The first and, arguably, most important factor to consider in choosing a location to base a logistics firm is proximity to the shareholders that make the business a success. For a supply chain management firm, it is necessary to be in close proximity to suppliers and other partners who assist in the delivery of services. In this case, a firm focusing on operations by road would do well to set up a base of operations close to their chosen external mechanic, or spare parts dealer for convenience and ease in communication or consultation services. Supply chain managers must also position their firms in a location central to business that would be easy for potential clients to locate and access.
Another concern in choosing a location for a supply chain management firm is infrastructure. It is imperative that logistics firms be located in areas with easy access to a well-developed infrastructure system. This factor is obvious for companies specializing in freighting by road: road networks must be suitable to facilitate this business. For supply chain management firms operating under different modes of transport, such as rail, air or sea transport, the chosen location must have access to facilities such as docks, airstrips, rail centers and the like. In choosing a location, therefore, this must be kept in mind.
Selection of a location also hinges on real estate concerns. The availability of land is a key consideration: will the size of land available comfortably accommodate all structures required by the company? These include warehouses for goods, parking space for vehicle fleets, office buildings, staff quarters where applicable and so forth; exact needs vary from company to company but the core concern remains the same. Pricing is also an important factor in that it should be fair: whether purchase, lease or rental, cost of the location should be reasonable as compared to market prices and company budget. Pre-existent structures must also be considered: it would be advantageous to have a proposed location already equipped with warehouse buildings and so on from the previous tenant, but where structures cannot be re-purposed to suit the logistics firm, it may be necessary to tear them down ad begin anew.
In some cases, the choice of location goes beyond the local concerns of a place to base the business: for international logistics firms, finding locations may also refer to diversifying into other countries. In this case, choice of location will be greatly influenced by the government of the proposed new location as well as laws governing the industry. Such considerations will include labor laws, taxation, extent of government intervention into private companies and so on. The other concerns of specific locations will then come into focus after issues of legislation have been attended to and settled.

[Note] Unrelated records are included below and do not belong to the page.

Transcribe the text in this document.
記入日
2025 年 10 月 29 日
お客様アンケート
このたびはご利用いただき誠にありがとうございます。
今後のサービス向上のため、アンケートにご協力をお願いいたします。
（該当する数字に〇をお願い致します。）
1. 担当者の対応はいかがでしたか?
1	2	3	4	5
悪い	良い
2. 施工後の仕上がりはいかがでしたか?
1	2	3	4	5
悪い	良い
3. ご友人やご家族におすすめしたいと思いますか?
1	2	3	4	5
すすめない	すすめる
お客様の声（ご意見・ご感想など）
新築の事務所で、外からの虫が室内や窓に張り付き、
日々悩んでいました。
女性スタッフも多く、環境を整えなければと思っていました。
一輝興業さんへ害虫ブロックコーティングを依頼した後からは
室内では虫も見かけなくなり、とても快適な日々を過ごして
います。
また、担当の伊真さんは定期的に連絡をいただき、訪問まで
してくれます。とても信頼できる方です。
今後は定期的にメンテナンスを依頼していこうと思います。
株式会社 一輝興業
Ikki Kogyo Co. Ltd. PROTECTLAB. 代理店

It is imperative that supply chain managers seeking to set up a logistics business take choice of location as seriously as any other concern, and work to secure headquarters that do not present headaches, even in the smaller matters of client parking, employee accessibility and so forth. Just as in chess where a poorly selected location could spell doom, logistics and firms in other industries could accelerate their own failure with improper bases of operations. Your business is your Queen; do be mindful of your chess pieces this week, won’t you?